Just outside of Bethlehem in the Palestinian Territories, in the town of Beit Jala, the Chapel of St. George is not much to look at from the outside—and since it’s only open on Sunday, you’ll have to find a tour guide or someone who can call around and get it open especially for you.
Inside, however, the chapel is dominated by wall-to-wall, luxurious and surprisingly vivid frescos, including images of the eponymous saint defeating the dragon, as well as a host of other great Byzantine imagery.
The church’s claim to fame, though, is really its long and odd history—for years the Chapel of St. George was used as a makeshift insane asylum. According J. E. Hannauer’s Folklore of the Holy Land: Muslim, Christian, and Jewish, published in 1907, George’s shrine is described as a “sort of madhouse. Deranged persons of all three faiths are taken thither and chained in the court of the chapel, where they are kept for forty days on bread and water, the Greek priest at the head of the establishment now and then reading the Gospel over them, or administering a whipping as the case demands.” Although this practice has been discontinued in the hundred years since, one can still speak of someone going mad as “going to St. George’s.”
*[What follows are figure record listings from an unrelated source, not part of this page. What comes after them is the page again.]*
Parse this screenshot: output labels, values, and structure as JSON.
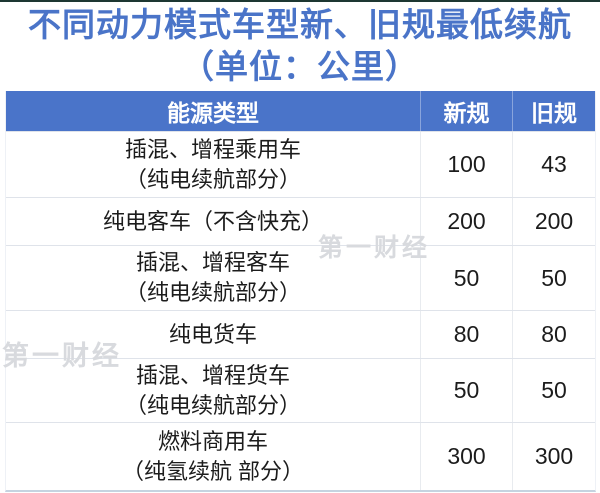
{
  "title": {
    "line1": "不同动力模式车型新、旧规最低续航",
    "line2": "（单位：公里）"
  },
  "table": {
    "headers": {
      "energy_type": "能源类型",
      "new_rule": "新规",
      "old_rule": "旧规"
    },
    "rows": [
      {
        "name": "插混、增程乘用车\n（纯电续航部分）",
        "new": "100",
        "old": "43"
      },
      {
        "name": "纯电客车（不含快充）",
        "new": "200",
        "old": "200"
      },
      {
        "name": "插混、增程客车\n（纯电续航部分）",
        "new": "50",
        "old": "50"
      },
      {
        "name": "纯电货车",
        "new": "80",
        "old": "80"
      },
      {
        "name": "插混、增程货车\n（纯电续航部分）",
        "new": "50",
        "old": "50"
      },
      {
        "name": "燃料商用车\n（纯氢续航 部分）",
        "new": "300",
        "old": "300"
      }
    ]
  },
  "watermark": {
    "text": "第一财经"
  },
  "colors": {
    "accent_blue": "#4a74c9",
    "title_blue": "#4a74c8",
    "row_divider": "#dfe3ea",
    "bottom_border": "#c5d3e0",
    "watermark_gray": "#d8dade"
  },
  "chart_data": {
    "type": "table",
    "title": "不同动力模式车型新、旧规最低续航（单位：公里）",
    "columns": [
      "能源类型",
      "新规",
      "旧规"
    ],
    "rows": [
      [
        "插混、增程乘用车（纯电续航部分）",
        100,
        43
      ],
      [
        "纯电客车（不含快充）",
        200,
        200
      ],
      [
        "插混、增程客车（纯电续航部分）",
        50,
        50
      ],
      [
        "纯电货车",
        80,
        80
      ],
      [
        "插混、增程货车（纯电续航部分）",
        50,
        50
      ],
      [
        "燃料商用车（纯氢续航 部分）",
        300,
        300
      ]
    ],
    "unit": "公里"
  }
}
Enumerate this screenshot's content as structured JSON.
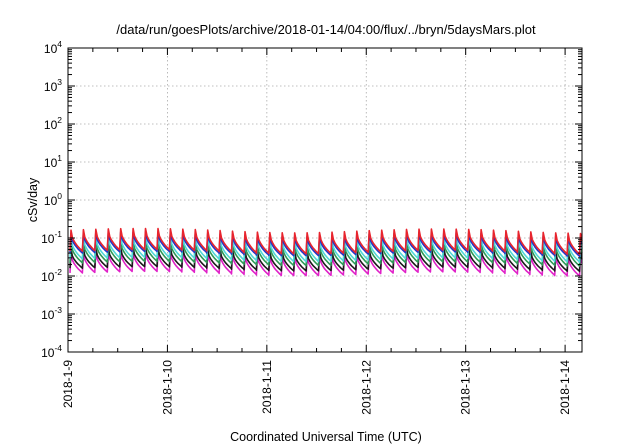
{
  "chart_data": {
    "type": "line",
    "title": "/data/run/goesPlots/archive/2018-01-14/04:00/flux/../bryn/5daysMars.plot",
    "xlabel": "Coordinated Universal Time (UTC)",
    "ylabel": "cSv/day",
    "y_scale": "log",
    "ylim": [
      0.0001,
      10000
    ],
    "y_ticks": [
      {
        "base": "10",
        "exp": "4"
      },
      {
        "base": "10",
        "exp": "3"
      },
      {
        "base": "10",
        "exp": "2"
      },
      {
        "base": "10",
        "exp": "1"
      },
      {
        "base": "10",
        "exp": "0"
      },
      {
        "base": "10",
        "exp": "-1"
      },
      {
        "base": "10",
        "exp": "-2"
      },
      {
        "base": "10",
        "exp": "-3"
      },
      {
        "base": "10",
        "exp": "-4"
      }
    ],
    "x_ticks": [
      "2018-1-9",
      "2018-1-10",
      "2018-1-11",
      "2018-1-12",
      "2018-1-13",
      "2018-1-14"
    ],
    "xlim_days": [
      0,
      5.17
    ],
    "grid": true,
    "legend": "none",
    "sawtooth_period_hours": 3,
    "series": [
      {
        "color": "#e8242d",
        "peak": 0.16,
        "trough": 0.045
      },
      {
        "color": "#2334c8",
        "peak": 0.13,
        "trough": 0.04
      },
      {
        "color": "#4fd8d8",
        "peak": 0.1,
        "trough": 0.028
      },
      {
        "color": "#2d9a57",
        "peak": 0.075,
        "trough": 0.022
      },
      {
        "color": "#1a1a1a",
        "peak": 0.05,
        "trough": 0.016
      },
      {
        "color": "#e020c8",
        "peak": 0.04,
        "trough": 0.012
      }
    ]
  }
}
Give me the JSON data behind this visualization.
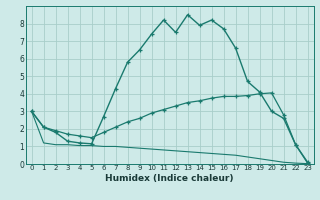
{
  "xlabel": "Humidex (Indice chaleur)",
  "bg_color": "#ceeae8",
  "line_color": "#1a7a6e",
  "grid_color": "#a8ceca",
  "xlim": [
    -0.5,
    23.5
  ],
  "ylim": [
    0,
    9
  ],
  "xticks": [
    0,
    1,
    2,
    3,
    4,
    5,
    6,
    7,
    8,
    9,
    10,
    11,
    12,
    13,
    14,
    15,
    16,
    17,
    18,
    19,
    20,
    21,
    22,
    23
  ],
  "yticks": [
    0,
    1,
    2,
    3,
    4,
    5,
    6,
    7,
    8
  ],
  "line1_x": [
    0,
    1,
    2,
    3,
    4,
    5,
    6,
    7,
    8,
    9,
    10,
    11,
    12,
    13,
    14,
    15,
    16,
    17,
    18,
    19,
    20,
    21,
    22,
    23
  ],
  "line1_y": [
    3.0,
    2.1,
    1.8,
    1.3,
    1.2,
    1.15,
    2.7,
    4.3,
    5.8,
    6.5,
    7.4,
    8.2,
    7.5,
    8.5,
    7.9,
    8.2,
    7.7,
    6.6,
    4.7,
    4.1,
    3.0,
    2.6,
    1.1,
    0.1
  ],
  "line2_x": [
    0,
    1,
    2,
    3,
    4,
    5,
    6,
    7,
    8,
    9,
    10,
    11,
    12,
    13,
    14,
    15,
    16,
    17,
    18,
    19,
    20,
    21,
    22,
    23
  ],
  "line2_y": [
    3.0,
    2.1,
    1.9,
    1.7,
    1.6,
    1.5,
    1.8,
    2.1,
    2.4,
    2.6,
    2.9,
    3.1,
    3.3,
    3.5,
    3.6,
    3.75,
    3.85,
    3.85,
    3.9,
    4.0,
    4.05,
    2.8,
    1.1,
    0.05
  ],
  "line3_x": [
    0,
    1,
    2,
    3,
    4,
    5,
    6,
    7,
    8,
    9,
    10,
    11,
    12,
    13,
    14,
    15,
    16,
    17,
    18,
    19,
    20,
    21,
    22,
    23
  ],
  "line3_y": [
    3.0,
    1.2,
    1.1,
    1.1,
    1.05,
    1.05,
    1.0,
    1.0,
    0.95,
    0.9,
    0.85,
    0.8,
    0.75,
    0.7,
    0.65,
    0.6,
    0.55,
    0.5,
    0.4,
    0.3,
    0.2,
    0.1,
    0.05,
    0.02
  ]
}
Visiting the shrine in the late 1990’s, the writer William Dalyrymple found that while Jews had largely stopped using the place, Muslims still came regularly to this Christian shrine, leaving prayer mats and other offerings for the saint who they call Khadr, “the Green One.” While no one is chained to the floor anymore, modern visitors can still undergo a vestige of the original treatment: a shackle is placed around your neck three successive times, before it’s opened and you’re instructed to step through it, thus “curing” yourself of any madness.